Un arquetipo para cada reino de la naturaleza, un arquetipo para cada plano de evolución, un arquetipo para cada raza humana, un arquetipo para cada subraza, un arquetipo para cada ser humano. De ahí viene que cada persona tiene el deber kármico de reflejar en su vida, en su pensamiento, en sus emociones, en su relación con los demás, ese arquetipo que está intuyendo allá en lo profundo de su corazón. Yo, a este contacto del hombre con su arquetipo superior lo denomino: sensibilidad. Lo demás es un andar en pos de la sensibilidad. Hasta aquí hemos creado conflictos por el apego, o sea, en el campo de los sentidos, en el campo del psiquismo, en el campo fluctuante constantemente de las emociones o, en los niveles intelectuales de la mente. Al llegar a este punto, la problemática encuentra su vía completa de solución, entonces, empezamos como seres humanos a reflejar en tiempo y espacio la gloria divina. Hasta aquí hemos llegado en el proceso de invocación constante de sensibilidad, cuando adquirimos la sensibilidad, cuando estamos en contacto con un arquetipo, el arquetipo diseñado para cada cual a través del tiempo, entonces, se produce un hecho insólito en la naturaleza del hombre, que obliga a cambiar fundamental y radicalmente para siempre, entra, como esotéricamente se dice, en la gran corriente de Vida Divina, entonces, todo cuanto ve desde esta elevada atalaya, todo cuanto puede concebir su imaginación y todo cuanto realiza en el mundo de relaciones, es correcto.

Esto nos lleva también a la pregunta que se me hizo la otra vez, sobre el papel que juega el libre albedrío del hombre en la búsqueda de su propia sensibilidad, habida cuenta de que llegado el ser humano a cierto punto, cuando está invocando constantemente la gloria de Dios en su vida, está perdiendo la capacidad del libre albedrío. Esto parece un sacrilegio, porque todos estamos habituados a trabajar, a crear a través del libre albedrío, pero, es que el libre albedrío, analizado fundamentalmente desde un punto de vista de verdad intuitiva, aparece como una división dentro de la mente o dentro del corazón que nos hace propicios a elegir una cosa en vez de otra o, un grupo de cosas en vez de otro grupo de cosas, que hace que elijamos nuestros amigos, que elijamos la familia, nuestro trabajo, profesión, etc., etc., lo cual, en el fondo, si lo analizamos desde un punto de vista intuitivo, aparece como una negación de la vida espiritual, que es unidad, porque analizando el asunto más críticamente, sin perder el punto de vista de sensibilidad espiritual, vemos que solamente puede actualizar la verdad la mente de aquel hombre que por haber realizado un arquetipo en su vida, ha perdido la capacidad de libre albedrío, o sea, la capacidad de elegir entre una o más cosas; se sobreentiende que el hombre que ha alcanzado la verdad no está sujeto a opción entre la verdad y la mentira, sino que habiendo alcanzado la verdad siempre actuará en verdad, en espíritu y en vida y, por tanto, está su problemática más allá de las lindes del tiempo, más allá de los senderos ilusorios, más allá del maya de los sentidos, de los espejismos astrales y de las ilusiones del mundo mental.

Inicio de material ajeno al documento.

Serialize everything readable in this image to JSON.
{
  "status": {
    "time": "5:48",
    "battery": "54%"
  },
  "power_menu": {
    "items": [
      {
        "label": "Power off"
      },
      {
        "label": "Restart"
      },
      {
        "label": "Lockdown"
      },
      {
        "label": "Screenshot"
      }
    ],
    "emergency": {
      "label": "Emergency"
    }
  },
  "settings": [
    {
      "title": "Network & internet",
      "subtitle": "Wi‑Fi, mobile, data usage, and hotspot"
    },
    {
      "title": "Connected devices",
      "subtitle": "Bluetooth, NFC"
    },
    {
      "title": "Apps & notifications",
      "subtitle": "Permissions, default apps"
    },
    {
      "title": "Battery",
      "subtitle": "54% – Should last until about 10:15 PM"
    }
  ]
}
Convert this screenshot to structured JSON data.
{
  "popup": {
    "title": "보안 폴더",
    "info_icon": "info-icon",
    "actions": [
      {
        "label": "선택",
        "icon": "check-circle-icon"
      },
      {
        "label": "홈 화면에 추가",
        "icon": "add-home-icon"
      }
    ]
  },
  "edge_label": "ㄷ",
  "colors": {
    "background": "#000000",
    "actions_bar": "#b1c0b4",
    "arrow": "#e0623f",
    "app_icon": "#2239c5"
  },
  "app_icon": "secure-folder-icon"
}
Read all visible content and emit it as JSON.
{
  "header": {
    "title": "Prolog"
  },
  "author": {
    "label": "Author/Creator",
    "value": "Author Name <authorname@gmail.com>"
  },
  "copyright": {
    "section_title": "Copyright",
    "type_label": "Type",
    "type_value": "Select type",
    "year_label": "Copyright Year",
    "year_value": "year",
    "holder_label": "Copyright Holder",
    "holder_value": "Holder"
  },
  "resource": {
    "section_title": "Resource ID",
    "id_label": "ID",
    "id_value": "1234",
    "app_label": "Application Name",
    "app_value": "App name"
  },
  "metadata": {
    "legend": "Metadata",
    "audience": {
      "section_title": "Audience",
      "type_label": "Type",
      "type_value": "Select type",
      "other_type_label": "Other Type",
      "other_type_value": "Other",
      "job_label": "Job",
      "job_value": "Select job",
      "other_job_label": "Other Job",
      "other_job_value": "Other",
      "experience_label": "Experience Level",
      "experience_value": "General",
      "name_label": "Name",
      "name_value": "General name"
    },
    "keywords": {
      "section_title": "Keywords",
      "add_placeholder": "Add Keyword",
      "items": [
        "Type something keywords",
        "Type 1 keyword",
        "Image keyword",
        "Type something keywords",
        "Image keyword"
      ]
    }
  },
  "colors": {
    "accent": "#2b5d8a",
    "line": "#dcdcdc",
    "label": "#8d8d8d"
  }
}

También implica una grave responsabilidad para el hombre que ha entrado en la corriente y no es capaz de mantenerse allí; éste es el conflicto de los místicos, que después de haber desguarnecido su mente porque buscaban esta capacidad en el libre albedrío, se encontraron presos en un dilema porque no estaban preparados todavía para afrontar el secreto de la propia soledad, de la unidad o, síntesis interior, que ha de producir el hombre perfecto. Entonces, (se orienta) todo el estímulo de la vida, que está buscando una realidad en todas las cosas, y así debe ser, porque para reconocer a otros como hermanos tiene que haber desaparecido de la mente la sensación de dualidad, la sensación de sujeto y objeto, la sensación de tú y yo o, de mío o de tuyo, para entrar en un proceso de alta selectividad que es el principio de lo que técnicamente llamamos: iniciación. La iniciación es una palabra que parece asustar a muchas personas, pero está dentro de un proceso de selectividad de conciencia y está en este proceso de evaporación de las tendencias inferiores y ascendiendo constantemente buscando la réplica divina al desafío humano.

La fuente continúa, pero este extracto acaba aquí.